I’m putting Compton there in dry erase marker, not in Sharpie. They love his leadership and work ethic but he must make more plays. I have a free agent starting beside him because it’s a tough position for a rookie to learn. But if they spend a high draft pick that player could jump into a starting job quickly.  Foster moves into the nickel role that he performed well after Su’a Cravens went out with an injury. Steven Daniels, a 2016 seventh-round pick who spent the year on injured reserve, could push Spaight for a job.

Cornerback

Starters: Josh Norman, Quinton Dunbar
Backups: Kendall Fuller (nickel), Tharold Simon, free agent/draft pick

This could go in a lot of different directions. The only spot set in stone is Norman’s. I have Bashaud Breeland moving to safety, which is something of a speculative hot take. If they make that move, they could spend a high draft pick or substantial free agent money on a corner or they could stay in-house with Dunbar or Fuller. Simon could make the team and contribute or he could be cut.
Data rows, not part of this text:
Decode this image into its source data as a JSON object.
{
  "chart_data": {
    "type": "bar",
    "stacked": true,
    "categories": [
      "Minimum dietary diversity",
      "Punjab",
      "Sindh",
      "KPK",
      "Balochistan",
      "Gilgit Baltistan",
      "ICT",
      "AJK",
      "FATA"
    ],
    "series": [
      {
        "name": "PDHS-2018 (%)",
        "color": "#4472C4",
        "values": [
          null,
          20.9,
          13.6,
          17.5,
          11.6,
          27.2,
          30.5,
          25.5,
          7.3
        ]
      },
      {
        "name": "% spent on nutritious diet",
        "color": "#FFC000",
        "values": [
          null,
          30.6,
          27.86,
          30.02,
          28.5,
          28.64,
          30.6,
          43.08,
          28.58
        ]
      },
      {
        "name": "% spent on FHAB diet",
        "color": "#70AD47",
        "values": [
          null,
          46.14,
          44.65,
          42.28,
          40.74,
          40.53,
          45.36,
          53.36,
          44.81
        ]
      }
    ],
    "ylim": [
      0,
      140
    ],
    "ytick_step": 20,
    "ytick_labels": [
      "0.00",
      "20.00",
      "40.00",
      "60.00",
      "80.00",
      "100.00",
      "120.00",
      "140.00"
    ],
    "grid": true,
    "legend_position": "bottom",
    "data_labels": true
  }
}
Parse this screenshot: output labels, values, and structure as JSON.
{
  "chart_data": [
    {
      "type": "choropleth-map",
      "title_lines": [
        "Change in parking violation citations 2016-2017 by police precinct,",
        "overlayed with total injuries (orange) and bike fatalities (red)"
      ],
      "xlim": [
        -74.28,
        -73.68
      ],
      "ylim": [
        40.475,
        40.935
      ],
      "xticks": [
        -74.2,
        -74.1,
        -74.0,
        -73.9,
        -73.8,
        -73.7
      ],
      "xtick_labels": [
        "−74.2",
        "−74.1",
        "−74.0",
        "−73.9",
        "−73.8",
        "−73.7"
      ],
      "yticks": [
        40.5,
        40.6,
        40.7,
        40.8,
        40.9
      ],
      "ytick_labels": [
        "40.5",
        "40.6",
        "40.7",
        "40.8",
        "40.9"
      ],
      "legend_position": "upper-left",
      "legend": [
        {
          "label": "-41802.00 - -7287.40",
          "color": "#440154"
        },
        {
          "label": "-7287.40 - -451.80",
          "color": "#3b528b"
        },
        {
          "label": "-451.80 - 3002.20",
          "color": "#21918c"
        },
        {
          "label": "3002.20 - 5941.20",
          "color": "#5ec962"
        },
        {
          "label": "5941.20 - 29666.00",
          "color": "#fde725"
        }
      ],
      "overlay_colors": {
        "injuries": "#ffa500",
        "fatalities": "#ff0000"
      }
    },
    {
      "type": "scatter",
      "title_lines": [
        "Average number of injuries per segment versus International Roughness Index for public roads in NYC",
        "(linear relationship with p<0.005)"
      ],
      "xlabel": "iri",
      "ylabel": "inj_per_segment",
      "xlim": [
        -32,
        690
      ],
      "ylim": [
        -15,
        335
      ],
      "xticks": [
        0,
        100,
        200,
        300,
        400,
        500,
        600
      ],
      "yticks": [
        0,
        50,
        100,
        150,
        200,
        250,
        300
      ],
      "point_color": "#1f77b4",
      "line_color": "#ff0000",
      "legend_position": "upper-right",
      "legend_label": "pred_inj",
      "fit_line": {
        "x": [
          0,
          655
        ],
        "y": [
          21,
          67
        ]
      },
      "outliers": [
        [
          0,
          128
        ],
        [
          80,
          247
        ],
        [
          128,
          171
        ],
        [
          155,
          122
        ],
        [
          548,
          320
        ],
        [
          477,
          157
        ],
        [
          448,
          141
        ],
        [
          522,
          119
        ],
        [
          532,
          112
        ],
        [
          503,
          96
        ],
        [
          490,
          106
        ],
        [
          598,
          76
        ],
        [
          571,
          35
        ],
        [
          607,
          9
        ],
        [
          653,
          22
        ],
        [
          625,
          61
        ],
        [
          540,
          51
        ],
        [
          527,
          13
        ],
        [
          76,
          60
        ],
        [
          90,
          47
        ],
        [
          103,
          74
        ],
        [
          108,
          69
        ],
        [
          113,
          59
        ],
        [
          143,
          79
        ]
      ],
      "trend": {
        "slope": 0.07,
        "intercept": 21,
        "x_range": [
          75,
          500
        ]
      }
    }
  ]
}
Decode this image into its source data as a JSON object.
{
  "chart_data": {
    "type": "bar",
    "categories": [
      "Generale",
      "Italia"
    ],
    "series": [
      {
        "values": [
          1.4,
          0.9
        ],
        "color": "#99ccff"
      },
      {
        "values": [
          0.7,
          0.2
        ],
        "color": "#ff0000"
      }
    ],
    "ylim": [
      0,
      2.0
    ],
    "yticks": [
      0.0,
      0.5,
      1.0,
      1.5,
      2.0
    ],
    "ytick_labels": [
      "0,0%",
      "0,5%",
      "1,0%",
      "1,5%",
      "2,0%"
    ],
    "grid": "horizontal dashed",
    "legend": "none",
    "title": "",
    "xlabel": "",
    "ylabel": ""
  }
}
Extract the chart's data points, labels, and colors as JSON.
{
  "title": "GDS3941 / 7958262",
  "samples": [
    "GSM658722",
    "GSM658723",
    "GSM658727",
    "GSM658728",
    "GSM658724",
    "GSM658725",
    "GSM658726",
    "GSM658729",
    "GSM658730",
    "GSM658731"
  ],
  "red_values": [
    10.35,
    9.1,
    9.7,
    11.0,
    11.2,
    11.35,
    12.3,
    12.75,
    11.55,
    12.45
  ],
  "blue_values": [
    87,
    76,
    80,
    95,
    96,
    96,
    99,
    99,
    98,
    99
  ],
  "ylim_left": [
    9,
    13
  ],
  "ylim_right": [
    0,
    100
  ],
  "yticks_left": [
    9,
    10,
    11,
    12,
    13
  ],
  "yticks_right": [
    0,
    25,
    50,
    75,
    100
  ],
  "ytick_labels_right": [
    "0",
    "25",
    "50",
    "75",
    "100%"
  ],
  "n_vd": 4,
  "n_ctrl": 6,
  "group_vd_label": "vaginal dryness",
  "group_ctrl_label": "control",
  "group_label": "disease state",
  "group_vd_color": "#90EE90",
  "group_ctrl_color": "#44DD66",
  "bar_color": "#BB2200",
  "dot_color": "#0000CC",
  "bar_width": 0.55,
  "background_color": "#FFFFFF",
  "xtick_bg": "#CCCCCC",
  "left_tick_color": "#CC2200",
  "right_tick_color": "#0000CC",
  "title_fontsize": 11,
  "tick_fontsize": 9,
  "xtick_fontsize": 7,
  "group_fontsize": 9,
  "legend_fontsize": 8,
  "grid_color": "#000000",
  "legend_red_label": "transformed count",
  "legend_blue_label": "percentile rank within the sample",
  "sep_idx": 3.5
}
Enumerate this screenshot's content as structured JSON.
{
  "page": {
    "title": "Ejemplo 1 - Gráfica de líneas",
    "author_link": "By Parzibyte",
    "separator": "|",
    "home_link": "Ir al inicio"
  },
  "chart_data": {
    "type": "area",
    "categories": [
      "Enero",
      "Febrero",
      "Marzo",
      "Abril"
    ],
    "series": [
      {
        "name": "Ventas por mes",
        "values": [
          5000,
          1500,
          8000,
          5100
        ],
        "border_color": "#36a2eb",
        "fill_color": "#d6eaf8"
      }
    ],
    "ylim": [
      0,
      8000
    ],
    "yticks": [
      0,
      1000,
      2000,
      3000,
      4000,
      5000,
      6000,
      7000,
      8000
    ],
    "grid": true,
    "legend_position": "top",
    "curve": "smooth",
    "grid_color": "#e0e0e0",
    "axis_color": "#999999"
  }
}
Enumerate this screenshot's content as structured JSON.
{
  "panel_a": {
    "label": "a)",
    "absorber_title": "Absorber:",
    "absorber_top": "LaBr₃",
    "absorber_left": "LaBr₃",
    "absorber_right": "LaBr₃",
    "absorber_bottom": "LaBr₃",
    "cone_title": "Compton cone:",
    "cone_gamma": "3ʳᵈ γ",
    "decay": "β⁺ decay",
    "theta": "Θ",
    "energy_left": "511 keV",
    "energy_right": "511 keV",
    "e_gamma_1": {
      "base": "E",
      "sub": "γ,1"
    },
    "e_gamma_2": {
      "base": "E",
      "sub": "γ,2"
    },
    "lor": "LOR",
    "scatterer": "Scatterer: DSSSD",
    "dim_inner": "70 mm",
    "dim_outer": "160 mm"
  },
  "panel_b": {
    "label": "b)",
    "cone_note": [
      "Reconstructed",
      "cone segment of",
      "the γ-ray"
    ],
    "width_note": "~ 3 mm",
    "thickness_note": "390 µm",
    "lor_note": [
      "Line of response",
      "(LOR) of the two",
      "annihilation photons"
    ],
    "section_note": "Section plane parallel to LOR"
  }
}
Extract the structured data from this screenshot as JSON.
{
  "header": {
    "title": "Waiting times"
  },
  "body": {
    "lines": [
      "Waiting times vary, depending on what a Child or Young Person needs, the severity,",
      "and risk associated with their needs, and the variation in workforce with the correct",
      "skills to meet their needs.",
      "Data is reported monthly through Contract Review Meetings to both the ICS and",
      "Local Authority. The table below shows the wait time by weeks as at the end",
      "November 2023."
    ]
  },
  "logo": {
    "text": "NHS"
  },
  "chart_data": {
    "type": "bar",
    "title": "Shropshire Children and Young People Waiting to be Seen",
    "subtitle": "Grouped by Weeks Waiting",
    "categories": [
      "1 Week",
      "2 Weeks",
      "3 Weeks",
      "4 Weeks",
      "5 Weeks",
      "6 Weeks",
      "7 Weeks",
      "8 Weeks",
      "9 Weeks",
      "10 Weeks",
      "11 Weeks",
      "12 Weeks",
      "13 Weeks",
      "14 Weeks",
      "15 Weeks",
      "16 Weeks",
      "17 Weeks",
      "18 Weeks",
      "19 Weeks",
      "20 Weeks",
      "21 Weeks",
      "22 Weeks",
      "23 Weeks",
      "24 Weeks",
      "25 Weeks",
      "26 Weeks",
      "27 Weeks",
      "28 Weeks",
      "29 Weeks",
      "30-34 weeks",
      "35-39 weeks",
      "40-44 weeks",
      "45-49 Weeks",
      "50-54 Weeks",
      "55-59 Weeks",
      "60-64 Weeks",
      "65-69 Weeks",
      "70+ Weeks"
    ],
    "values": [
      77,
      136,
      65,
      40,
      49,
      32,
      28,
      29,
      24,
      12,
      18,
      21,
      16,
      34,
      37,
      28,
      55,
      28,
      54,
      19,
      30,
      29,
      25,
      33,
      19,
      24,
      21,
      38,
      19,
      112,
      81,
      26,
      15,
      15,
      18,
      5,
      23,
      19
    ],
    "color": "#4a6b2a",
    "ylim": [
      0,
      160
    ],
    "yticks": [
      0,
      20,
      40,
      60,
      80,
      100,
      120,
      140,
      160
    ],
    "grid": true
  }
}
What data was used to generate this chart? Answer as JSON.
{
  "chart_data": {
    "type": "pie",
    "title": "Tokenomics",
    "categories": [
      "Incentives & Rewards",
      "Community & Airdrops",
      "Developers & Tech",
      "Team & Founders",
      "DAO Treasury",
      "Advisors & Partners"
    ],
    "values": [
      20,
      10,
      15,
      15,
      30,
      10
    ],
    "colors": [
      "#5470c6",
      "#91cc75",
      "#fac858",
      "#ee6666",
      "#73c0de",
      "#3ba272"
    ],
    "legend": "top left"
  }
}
More Redskins: An early look at first-round draft possibilities

Safety

Starters: Su’a Cravens, Bashaud Breeland
Backups: Will Blackmon, Deshazor Everett, draft pick

Safeties are hard to find. In college, potentially good safeties gravitate towards cornerback, where the NFL money is better. If a good one hits the free agent market, the laws of supply and demand push the price up beyond the value of the position. For those reasons, the Redskins might try Breeland at safety. Some in the organization have believed for a couple of years that safety is his best position. Cravens announced that he would be moving to safety so that change is firm. Duke Ihenacho, who is a free agent, could be back but I think he moves along. Blackmon is a good veteran reserve who can play nickel also. Even though he made a key interception when forced into duty against the Eagles, it still seems that they don’t trust Everett at safety and perhaps a mid-round pick will replace him.

Specialists: LS Nick Sundberg*, P Tress Way, PK Dustin Hopkins

I predict that Sundberg will be the first of the team’s pending free agents to agree to a contract. Hopkins may get some camp competition but it is unlikely to be of more than the token variety.